Throughout our relationship, I’ve done my fair share of hiding in dark corners while wearing smudgy black eyeliner, and purposely listening to the most depressing songs I could find. Our relationship consisted of daily pessimism, intense procrastination, substance abuse, wallowing, and fear. 

Leave the relationship that is no longer serving you

However, in April of 2018, I pulled the plug on the romance with my dark prince. Our relationship was wearing down over the years as it was. He begged and pleaded with me in hopes that I’d go back on my decision. But I had to break the news. I told him I found a new man. “A new man? And how will he be better for you?” Asked my beautiful sullen prince.

“Well, he will be so much better for me because he is swaggy and rides a gorgeous white unicorn that sashays through rainbows and pixie dust.” I confidently replied. My dark prince looked heartbrokenly melancholy. I hugged him goodbye and thanked him for teaching me some valuable lessons. 

My relationship with the light prince thus far has been anything but easy. The dark prince visits me almost every day. He is relentlessly trying to pull me back under his wing. A lot of the time, he still gets to see me. But I keep rejecting him as much as I can. I also keep reminding him that we’re over.

I try to drown his dark poetry with heaps of brightly colored pixie dust and glitter. Many times I cringe at the new Susie Sunshine mentality that seems to have taken over me.

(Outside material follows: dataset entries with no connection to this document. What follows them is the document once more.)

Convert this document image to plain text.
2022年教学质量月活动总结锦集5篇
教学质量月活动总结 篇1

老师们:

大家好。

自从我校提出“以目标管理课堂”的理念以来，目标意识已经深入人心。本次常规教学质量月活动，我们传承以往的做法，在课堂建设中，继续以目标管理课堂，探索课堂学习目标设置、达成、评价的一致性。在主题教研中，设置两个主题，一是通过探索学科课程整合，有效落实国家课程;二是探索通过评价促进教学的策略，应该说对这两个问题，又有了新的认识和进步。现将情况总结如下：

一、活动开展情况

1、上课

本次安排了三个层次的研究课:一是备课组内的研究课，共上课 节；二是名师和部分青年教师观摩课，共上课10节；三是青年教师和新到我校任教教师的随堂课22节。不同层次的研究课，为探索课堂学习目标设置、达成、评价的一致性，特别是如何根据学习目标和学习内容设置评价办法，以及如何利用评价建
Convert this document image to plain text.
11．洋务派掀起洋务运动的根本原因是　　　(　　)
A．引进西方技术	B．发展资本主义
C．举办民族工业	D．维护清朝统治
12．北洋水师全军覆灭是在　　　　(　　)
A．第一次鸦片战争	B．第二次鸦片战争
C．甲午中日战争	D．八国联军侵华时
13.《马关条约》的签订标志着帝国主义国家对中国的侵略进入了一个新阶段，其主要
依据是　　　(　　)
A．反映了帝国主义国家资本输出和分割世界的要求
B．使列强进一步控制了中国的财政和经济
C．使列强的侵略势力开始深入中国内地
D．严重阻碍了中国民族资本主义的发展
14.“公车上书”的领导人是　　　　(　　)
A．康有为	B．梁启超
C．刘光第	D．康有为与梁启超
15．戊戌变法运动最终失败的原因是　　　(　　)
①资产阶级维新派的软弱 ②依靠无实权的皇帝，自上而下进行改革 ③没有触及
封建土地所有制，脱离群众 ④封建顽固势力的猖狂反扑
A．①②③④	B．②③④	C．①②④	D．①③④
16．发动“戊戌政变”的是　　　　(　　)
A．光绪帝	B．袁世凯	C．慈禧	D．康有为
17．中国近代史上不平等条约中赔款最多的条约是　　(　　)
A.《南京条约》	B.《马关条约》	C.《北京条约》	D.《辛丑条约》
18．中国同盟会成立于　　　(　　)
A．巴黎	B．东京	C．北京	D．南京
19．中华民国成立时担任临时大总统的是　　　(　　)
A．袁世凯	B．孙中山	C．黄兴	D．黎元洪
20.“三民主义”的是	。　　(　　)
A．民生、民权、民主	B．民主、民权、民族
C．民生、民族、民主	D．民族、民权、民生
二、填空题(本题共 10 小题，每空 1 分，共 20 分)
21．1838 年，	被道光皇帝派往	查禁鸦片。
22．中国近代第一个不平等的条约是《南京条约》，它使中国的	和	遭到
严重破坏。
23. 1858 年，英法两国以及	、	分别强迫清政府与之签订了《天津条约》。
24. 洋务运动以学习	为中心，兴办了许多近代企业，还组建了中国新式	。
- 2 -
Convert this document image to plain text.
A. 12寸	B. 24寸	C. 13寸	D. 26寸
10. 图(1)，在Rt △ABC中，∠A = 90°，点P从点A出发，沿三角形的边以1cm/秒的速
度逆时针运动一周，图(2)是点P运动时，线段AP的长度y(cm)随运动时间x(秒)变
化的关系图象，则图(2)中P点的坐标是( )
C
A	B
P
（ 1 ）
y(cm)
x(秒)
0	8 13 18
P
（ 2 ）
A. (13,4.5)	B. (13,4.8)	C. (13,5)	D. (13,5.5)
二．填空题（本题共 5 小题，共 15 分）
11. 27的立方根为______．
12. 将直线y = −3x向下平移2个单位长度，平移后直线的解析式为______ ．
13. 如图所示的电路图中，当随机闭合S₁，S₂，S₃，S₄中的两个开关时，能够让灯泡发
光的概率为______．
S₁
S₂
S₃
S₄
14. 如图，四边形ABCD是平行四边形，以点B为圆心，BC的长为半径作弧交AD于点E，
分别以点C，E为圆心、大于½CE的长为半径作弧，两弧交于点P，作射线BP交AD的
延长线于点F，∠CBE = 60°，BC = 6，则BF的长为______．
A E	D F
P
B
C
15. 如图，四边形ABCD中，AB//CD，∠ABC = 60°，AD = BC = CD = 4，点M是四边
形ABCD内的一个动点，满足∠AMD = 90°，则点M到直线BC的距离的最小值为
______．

“I don’t want to be one of those irritating happy morning people.” I’ll think to myself. But the problem is that I do want to wake up happier and work toward a more fulfilling life. So rather than viewing that as a problem, I’m looking at it as a cause for action. My lovely light prince will always be waiting for me to join him in chasing dreams and rainbows simultaneously. 

The light is waiting…

The last time I checked, there are no rules against riding to higher grounds on a breathtaking white stallion without forgetting the dark path that has brought you exactly where you need to be. Be proud of your journey, and don’t ever think that lighter days are inaccessible to you!

I’ve found that the key to unlocking those days comes through a mix of accepting where you are right now and continuing to work toward a more positive state of mind. 

Unfortunately, you may not be immune to days where you find yourself drained because of how bad you feel. On those days, try to remind yourself of at least one positive thing in your life.

It could be something as small as the fact you didn’t step in dog sh*t at the dog park. You know how heartbreaking it is to smell that on one’s shoe and then carry the burden of cleaning it. 

Breaking up with negativity is necessary for self-love

Marrying a light prince or princess isn’t easy. But I don’t think we are all here for easy. The best things worth having don’t tend to come easy. However, you owe it to yourself to show up for the challenge each day that you’re lucky enough to be alive.

Breaking up with negativity isn’t easy and it won’t be a clean break, but it’s doable! I know you and I are more than capable!

We are composed of stardust. Represent our universe with a heart that aims to shine in the light rather than suffering in the dark.